Aside from the excruciating pain (once I was off the drip), I felt like a hollowed out shell, ashamed and disgusted by my body and hopeless because I left without really any care or solutions. I was so nauseous and an intense depression was bearing down. This wasn't the first time I'd felt this kind of pain, but it was the first time that I sought a doctor's help for it in the actual moment that it struck. What made this experience so painful was the reality that, even in that state, it seemed like there was nothing they could do and worse, that they didn't believe that anything was wrong.
Luckily, we had family nearby and had a place to stay for the night, as our parents' house (where we'd planned to be that night) was still 2 + hours away. I woke up with that same drowsy depression and nausea, embarrassment and shame haunting my steps as I forced a smile to thank the people who'd let us stay the night. I was asked what had happened, and I couldn't answer. What could I say? I went to the hospital with excruciating pain, and they sent me home and diagnosed nothing? Would they think I was being melodramatic, psyching myself up and manifesting a problem for attention? I didn't have the energy to explain myself, and wondered if it was psychosomatic after all.
My sister drove us both home, and I am so grateful that she was there for me during this. If I was alone and this had happened, I don't know what I would have done. My sister and my family were so supportive during this, but I still felt isolated, and concerned that they also suspected my condition was somewhat psychologically driven.
That summer and my subsequent year in the UK were amazing, with moments that will always grace the highlight reels of my life. But that time was also marred with the constants of pain and fear of pain that made it difficult to leave my house and disconnected me from my body. The entire time I was trying to coordinate care, both in the UK and when I was back visiting my parents in the States, and that process ate away at my energy as well. When I spoke to my friends or family and they asked how I was, my answer almost always had to do with my endometriosis symptoms, whether they were bad or good or how exhausted I was. My partner was there picking up the pieces day in and day out, trying his best to support me. The pain was just a constant in my life.

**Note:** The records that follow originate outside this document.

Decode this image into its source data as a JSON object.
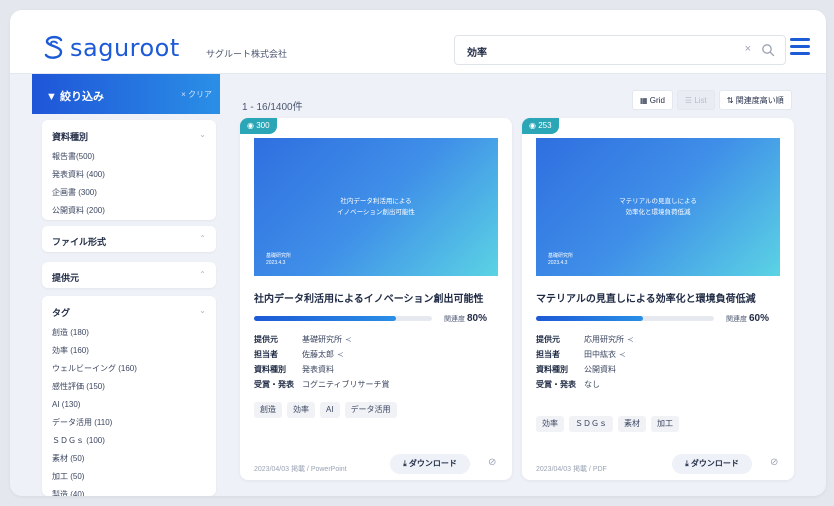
{
  "header": {
    "brand": "saguroot",
    "company": "サグルート株式会社",
    "search_value": "効率",
    "clear_label": "×"
  },
  "sidebar": {
    "filter_title": "絞り込み",
    "clear_label": "× クリア",
    "sections": {
      "doc_type": {
        "title": "資料種別",
        "items": [
          "報告書(500)",
          "発表資料 (400)",
          "企画書 (300)",
          "公開資料 (200)"
        ]
      },
      "file_format": {
        "title": "ファイル形式"
      },
      "provider": {
        "title": "提供元"
      },
      "tags": {
        "title": "タグ",
        "items": [
          "創造 (180)",
          "効率 (160)",
          "ウェルビーイング (160)",
          "感性評価 (150)",
          "AI (130)",
          "データ活用 (110)",
          "ＳＤＧｓ (100)",
          "素材 (50)",
          "加工 (50)",
          "製造 (40)"
        ]
      }
    }
  },
  "results": {
    "count_label": "1 - 16/1400件",
    "grid_label": "Grid",
    "list_label": "List",
    "sort_label": "関連度高い順"
  },
  "cards": [
    {
      "views": "300",
      "thumb_title_1": "社内データ利活用による",
      "thumb_title_2": "イノベーション創出可能性",
      "thumb_org": "基礎研究所",
      "thumb_date": "2023.4.3",
      "title": "社内データ利活用によるイノベーション創出可能性",
      "relevance_label": "関連度",
      "relevance": "80%",
      "relevance_value": 0.8,
      "meta": [
        {
          "k": "提供元",
          "v": "基礎研究所"
        },
        {
          "k": "担当者",
          "v": "佐藤太郎"
        },
        {
          "k": "資料種別",
          "v": "発表資料"
        },
        {
          "k": "受賞・発表",
          "v": "コグニティブリサーチ賞"
        }
      ],
      "tags": [
        "創造",
        "効率",
        "AI",
        "データ活用"
      ],
      "footer": "2023/04/03 掲載 / PowerPoint",
      "download": "ダウンロード"
    },
    {
      "views": "253",
      "thumb_title_1": "マテリアルの見直しによる",
      "thumb_title_2": "効率化と環境負荷低減",
      "thumb_org": "基礎研究所",
      "thumb_date": "2023.4.3",
      "title": "マテリアルの見直しによる効率化と環境負荷低減",
      "relevance_label": "関連度",
      "relevance": "60%",
      "relevance_value": 0.6,
      "meta": [
        {
          "k": "提供元",
          "v": "応用研究所"
        },
        {
          "k": "担当者",
          "v": "田中紘衣"
        },
        {
          "k": "資料種別",
          "v": "公開資料"
        },
        {
          "k": "受賞・発表",
          "v": "なし"
        }
      ],
      "tags": [
        "効率",
        "ＳＤＧｓ",
        "素材",
        "加工"
      ],
      "footer": "2023/04/03 掲載 / PDF",
      "download": "ダウンロード"
    }
  ]
}
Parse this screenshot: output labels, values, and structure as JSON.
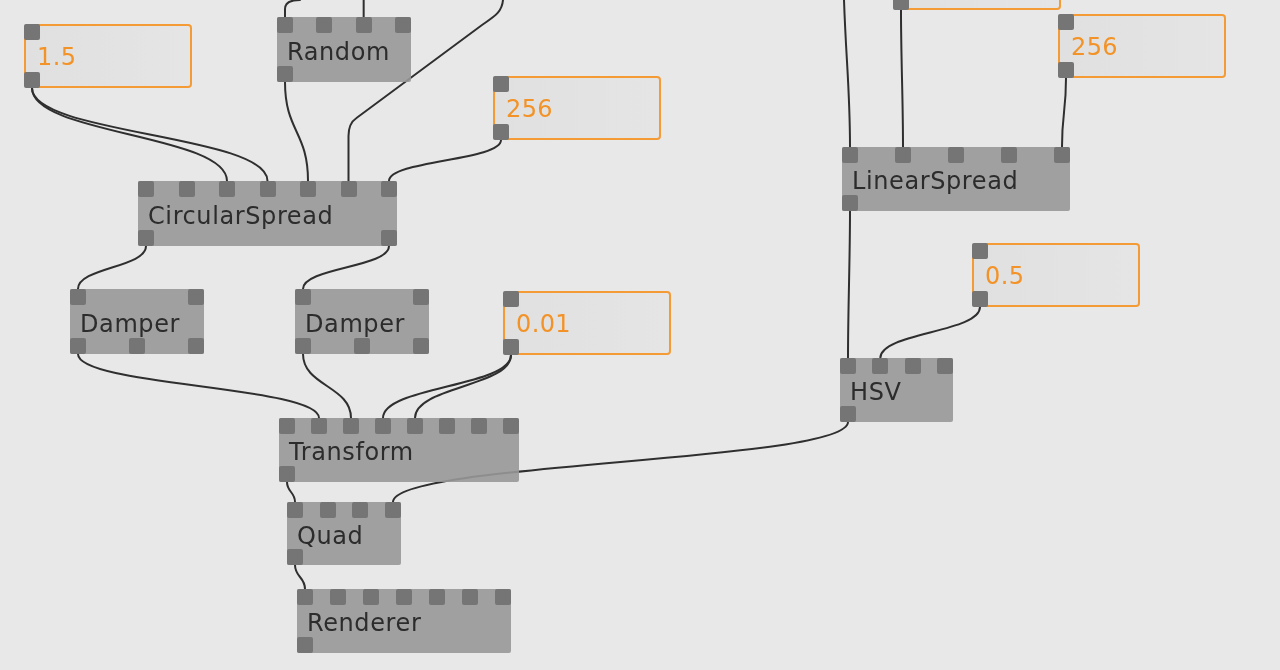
{
  "patch": {
    "nodes": [
      {
        "kind": "iobox"
      },
      {
        "kind": "node",
        "label": "Random"
      },
      {
        "kind": "iobox",
        "value": "256"
      },
      {
        "kind": "iobox",
        "value": "1.5"
      },
      {
        "kind": "iobox",
        "value": "256"
      },
      {
        "kind": "node",
        "label": "LinearSpread"
      },
      {
        "kind": "node",
        "label": "CircularSpread"
      },
      {
        "kind": "iobox",
        "value": "0.5"
      },
      {
        "kind": "node",
        "label": "Damper"
      },
      {
        "kind": "node",
        "label": "Damper"
      },
      {
        "kind": "iobox",
        "value": "0.01"
      },
      {
        "kind": "node",
        "label": "HSV"
      },
      {
        "kind": "node",
        "label": "Transform"
      },
      {
        "kind": "node",
        "label": "Quad"
      },
      {
        "kind": "node",
        "label": "Renderer"
      }
    ]
  }
}
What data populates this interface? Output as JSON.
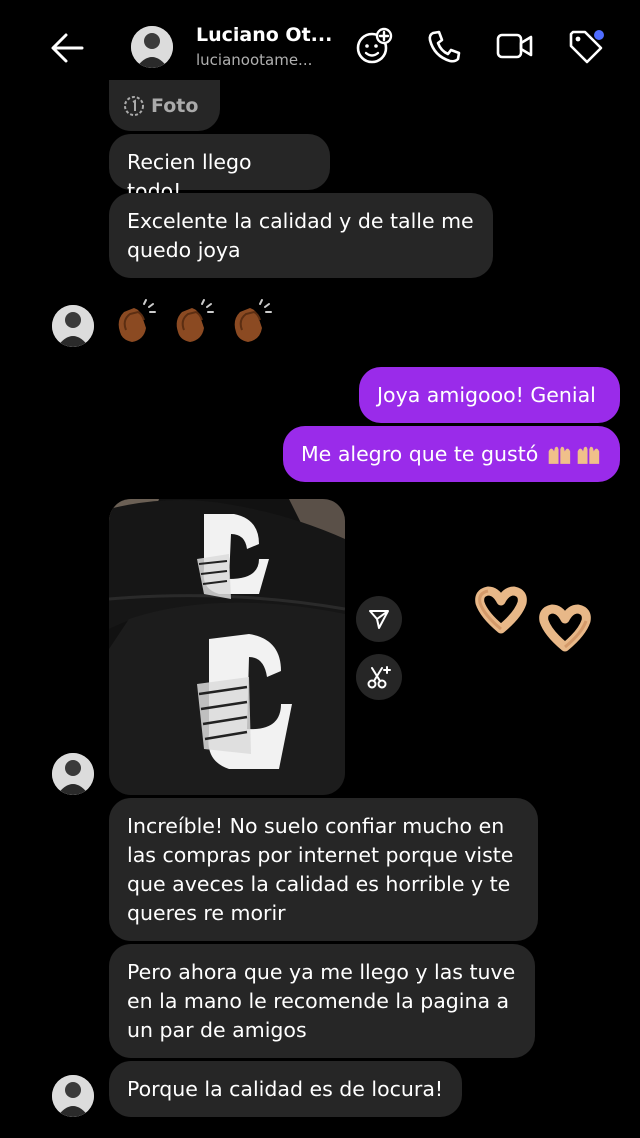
{
  "header": {
    "name": "Luciano Ot...",
    "username": "lucianootame...",
    "icons": [
      "back-arrow-icon",
      "sticker-add-icon",
      "phone-icon",
      "video-camera-icon",
      "tag-icon"
    ],
    "notification_dot_color": "#4f6cff"
  },
  "messages": {
    "foto_label": "Foto",
    "m1": "Recien llego todo!",
    "m2": "Excelente la calidad y de talle me\nquedo joya",
    "reaction_emoji": "clapping-hands x3",
    "o1": "Joya amigooo! Genial",
    "o2": "Me alegro que te gustó",
    "o2_emoji": "raised-hands x2",
    "photo_desc_icons": [
      "share-icon",
      "scissors-sparkle-icon"
    ],
    "photo_reaction": "heart-hands x2",
    "m3": "Increíble! No suelo confiar mucho en\nlas compras por internet porque viste\nque aveces la calidad es horrible y te\nqueres re morir",
    "m4": "Pero ahora que ya me llego y las tuve\nen la mano le recomende la pagina a\nun par de amigos",
    "m5": "Porque la calidad es de locura!"
  },
  "colors": {
    "background": "#000000",
    "incoming_bubble": "#262626",
    "outgoing_bubble": "#9a2bea"
  }
}
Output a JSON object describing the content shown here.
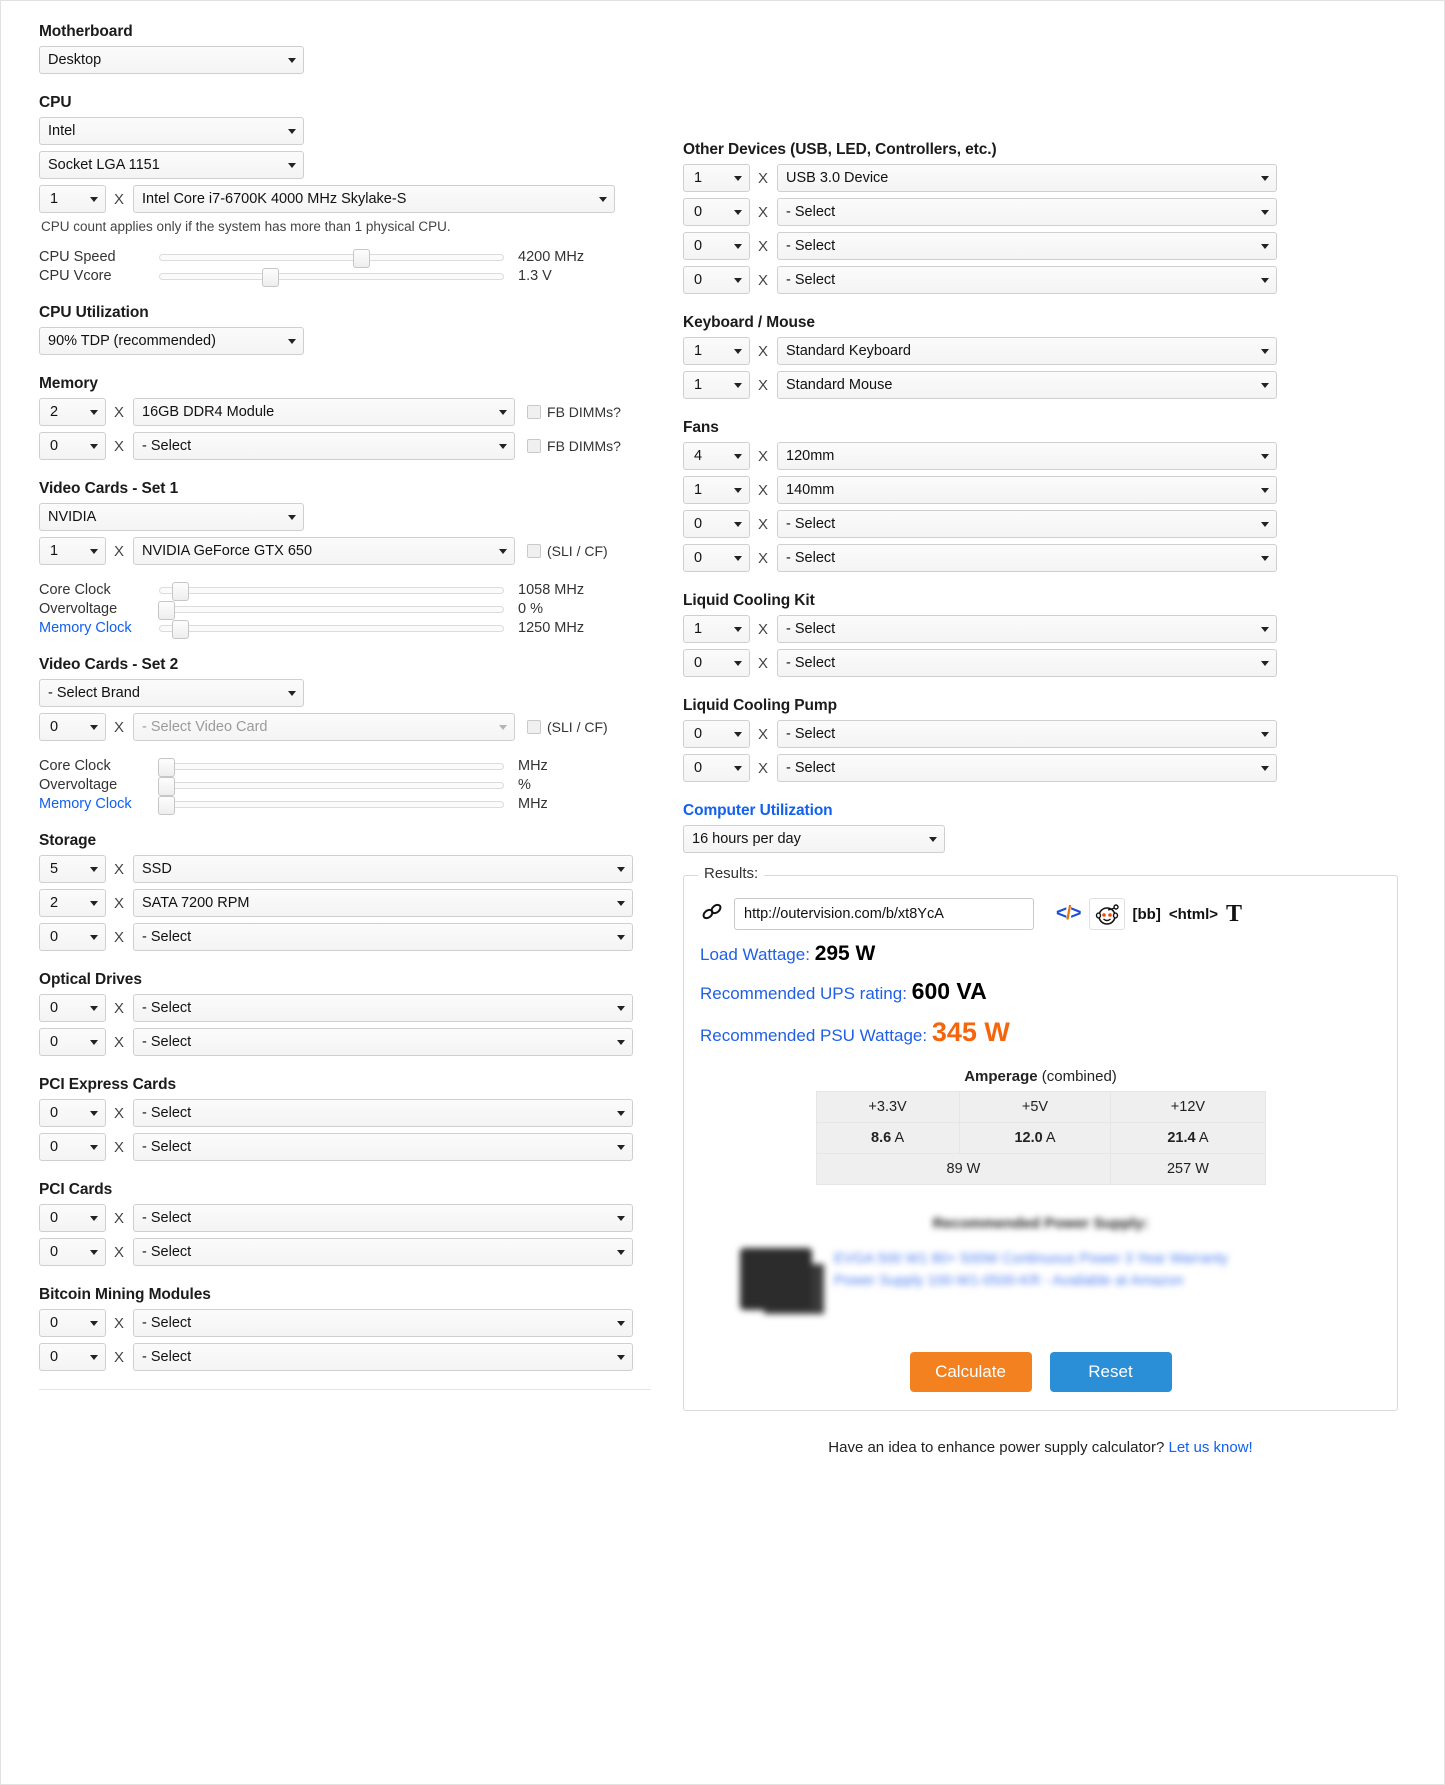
{
  "left": {
    "motherboard": {
      "heading": "Motherboard",
      "value": "Desktop"
    },
    "cpu": {
      "heading": "CPU",
      "brand": "Intel",
      "socket": "Socket LGA 1151",
      "count": "1",
      "x": "X",
      "model": "Intel Core i7-6700K 4000 MHz Skylake-S",
      "note": "CPU count applies only if the system has more than 1 physical CPU.",
      "speed_label": "CPU Speed",
      "speed_value": "4200 MHz",
      "vcore_label": "CPU Vcore",
      "vcore_value": "1.3 V"
    },
    "cpu_util": {
      "heading": "CPU Utilization",
      "value": "90% TDP (recommended)"
    },
    "memory": {
      "heading": "Memory",
      "rows": [
        {
          "count": "2",
          "x": "X",
          "value": "16GB DDR4 Module",
          "checkbox": "FB DIMMs?"
        },
        {
          "count": "0",
          "x": "X",
          "value": "- Select",
          "checkbox": "FB DIMMs?"
        }
      ]
    },
    "video1": {
      "heading": "Video Cards - Set 1",
      "brand": "NVIDIA",
      "count": "1",
      "x": "X",
      "model": "NVIDIA GeForce GTX 650",
      "sli": "(SLI / CF)",
      "core_label": "Core Clock",
      "core_value": "1058 MHz",
      "over_label": "Overvoltage",
      "over_value": "0 %",
      "mem_label": "Memory Clock",
      "mem_value": "1250 MHz"
    },
    "video2": {
      "heading": "Video Cards - Set 2",
      "brand": "- Select Brand",
      "count": "0",
      "x": "X",
      "model": "- Select Video Card",
      "sli": "(SLI / CF)",
      "core_label": "Core Clock",
      "core_value": "MHz",
      "over_label": "Overvoltage",
      "over_value": "%",
      "mem_label": "Memory Clock",
      "mem_value": "MHz"
    },
    "storage": {
      "heading": "Storage",
      "rows": [
        {
          "count": "5",
          "x": "X",
          "value": "SSD"
        },
        {
          "count": "2",
          "x": "X",
          "value": "SATA 7200 RPM"
        },
        {
          "count": "0",
          "x": "X",
          "value": "- Select"
        }
      ]
    },
    "optical": {
      "heading": "Optical Drives",
      "rows": [
        {
          "count": "0",
          "x": "X",
          "value": "- Select"
        },
        {
          "count": "0",
          "x": "X",
          "value": "- Select"
        }
      ]
    },
    "pcie": {
      "heading": "PCI Express Cards",
      "rows": [
        {
          "count": "0",
          "x": "X",
          "value": "- Select"
        },
        {
          "count": "0",
          "x": "X",
          "value": "- Select"
        }
      ]
    },
    "pci": {
      "heading": "PCI Cards",
      "rows": [
        {
          "count": "0",
          "x": "X",
          "value": "- Select"
        },
        {
          "count": "0",
          "x": "X",
          "value": "- Select"
        }
      ]
    },
    "bitcoin": {
      "heading": "Bitcoin Mining Modules",
      "rows": [
        {
          "count": "0",
          "x": "X",
          "value": "- Select"
        },
        {
          "count": "0",
          "x": "X",
          "value": "- Select"
        }
      ]
    }
  },
  "right": {
    "other_devices": {
      "heading": "Other Devices (USB, LED, Controllers, etc.)",
      "rows": [
        {
          "count": "1",
          "x": "X",
          "value": "USB 3.0 Device"
        },
        {
          "count": "0",
          "x": "X",
          "value": "- Select"
        },
        {
          "count": "0",
          "x": "X",
          "value": "- Select"
        },
        {
          "count": "0",
          "x": "X",
          "value": "- Select"
        }
      ]
    },
    "keyboard_mouse": {
      "heading": "Keyboard / Mouse",
      "rows": [
        {
          "count": "1",
          "x": "X",
          "value": "Standard Keyboard"
        },
        {
          "count": "1",
          "x": "X",
          "value": "Standard Mouse"
        }
      ]
    },
    "fans": {
      "heading": "Fans",
      "rows": [
        {
          "count": "4",
          "x": "X",
          "value": "120mm"
        },
        {
          "count": "1",
          "x": "X",
          "value": "140mm"
        },
        {
          "count": "0",
          "x": "X",
          "value": "- Select"
        },
        {
          "count": "0",
          "x": "X",
          "value": "- Select"
        }
      ]
    },
    "liquid_kit": {
      "heading": "Liquid Cooling Kit",
      "rows": [
        {
          "count": "1",
          "x": "X",
          "value": "- Select"
        },
        {
          "count": "0",
          "x": "X",
          "value": "- Select"
        }
      ]
    },
    "liquid_pump": {
      "heading": "Liquid Cooling Pump",
      "rows": [
        {
          "count": "0",
          "x": "X",
          "value": "- Select"
        },
        {
          "count": "0",
          "x": "X",
          "value": "- Select"
        }
      ]
    },
    "computer_util": {
      "heading": "Computer Utilization",
      "value": "16 hours per day"
    },
    "results": {
      "legend": "Results:",
      "url": "http://outervision.com/b/xt8YcA",
      "share": {
        "code": "</>",
        "bb": "[bb]",
        "html": "<html>",
        "text": "T"
      },
      "load_label": "Load Wattage:",
      "load_value": "295 W",
      "ups_label": "Recommended UPS rating:",
      "ups_value": "600 VA",
      "psu_label": "Recommended PSU Wattage:",
      "psu_value": "345 W",
      "amp_title_bold": "Amperage",
      "amp_title_rest": " (combined)",
      "amp_headers": [
        "+3.3V",
        "+5V",
        "+12V"
      ],
      "amp_values": [
        "8.6",
        "12.0",
        "21.4"
      ],
      "amp_unit": "A",
      "amp_watts": [
        "89 W",
        "257 W"
      ],
      "psu_rec_title": "Recommended Power Supply:",
      "psu_rec_link": "EVGA 500 W1 80+ 500W Continuous Power 3 Year Warranty Power Supply 100-W1-0500-KR - Available at Amazon",
      "calculate": "Calculate",
      "reset": "Reset"
    },
    "footer": {
      "text": "Have an idea to enhance power supply calculator? ",
      "link": "Let us know!"
    }
  }
}
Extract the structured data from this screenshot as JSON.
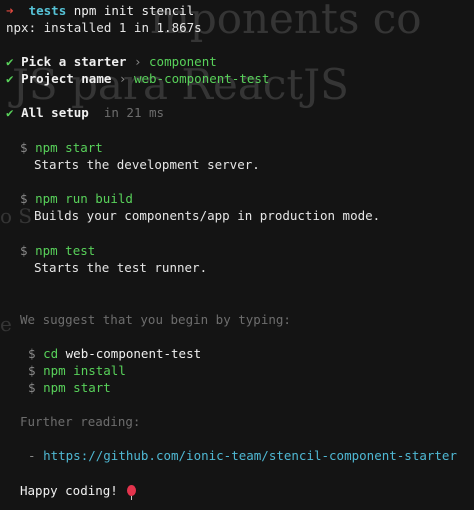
{
  "ghost": {
    "line1": "mponents co",
    "line2": "JS para ReactJS",
    "line3": "o S",
    "line4": "e"
  },
  "prompt": {
    "arrow": "➜",
    "dir": "tests",
    "command": "npm init stencil"
  },
  "npx_line": "npx: installed 1 in 1.867s",
  "steps": [
    {
      "check": "✔",
      "label": "Pick a starter",
      "sep": "›",
      "value": "component"
    },
    {
      "check": "✔",
      "label": "Project name",
      "sep": "›",
      "value": "web-component-test"
    }
  ],
  "setup": {
    "check": "✔",
    "label": "All setup",
    "time": "in 21 ms"
  },
  "commands": [
    {
      "dollar": "$",
      "cmd": "npm start",
      "desc": "Starts the development server."
    },
    {
      "dollar": "$",
      "cmd": "npm run build",
      "desc": "Builds your components/app in production mode."
    },
    {
      "dollar": "$",
      "cmd": "npm test",
      "desc": "Starts the test runner."
    }
  ],
  "suggest": "We suggest that you begin by typing:",
  "suggest_cmds": [
    {
      "dollar": "$",
      "cmd": "cd",
      "arg": "web-component-test"
    },
    {
      "dollar": "$",
      "cmd": "npm install",
      "arg": ""
    },
    {
      "dollar": "$",
      "cmd": "npm start",
      "arg": ""
    }
  ],
  "further": "Further reading:",
  "link": {
    "dash": "-",
    "url": "https://github.com/ionic-team/stencil-component-starter"
  },
  "happy": "Happy coding!",
  "colors": {
    "background": "#141414",
    "green": "#58d15a",
    "cyan": "#56c2d6",
    "red": "#e0493f"
  }
}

So if someone asks again, I don't think I'll be able to go into the context enough to share that the most pain I've ever been in was the moment they discharged me from the hospital that night. The combination of the pain, dullness of the morphine, overwhelming embarrassment, shame, and the panic that even a doctor couldn't make it go away, outmatches my broken bones and surgeries. The most depressing thing about chronic pain is the moment of realization and accompanying dread that this could just be how life is now.
Luckily, a few years later, that is NOT the case. I may need excision surgery again in the future if these symptoms come back, but at least for right now, I do have my life back. If you are feeling similarly, there is hope for you too.
I think a central objective of Endometriosis Awareness Month is to help people that are suffering to not feel as isolated or hopeless as I did in those moments. It's also to help encourage the medical community to rethink the way they approach reproductive health issues and female patients, as well as push for further research on the condition. It's kind of ridiculous that people have stood on the moon, while a condition affecting roughly 10% of women is only diagnosable through a widely inaccessible surgical procedure. Anyway toodaloo!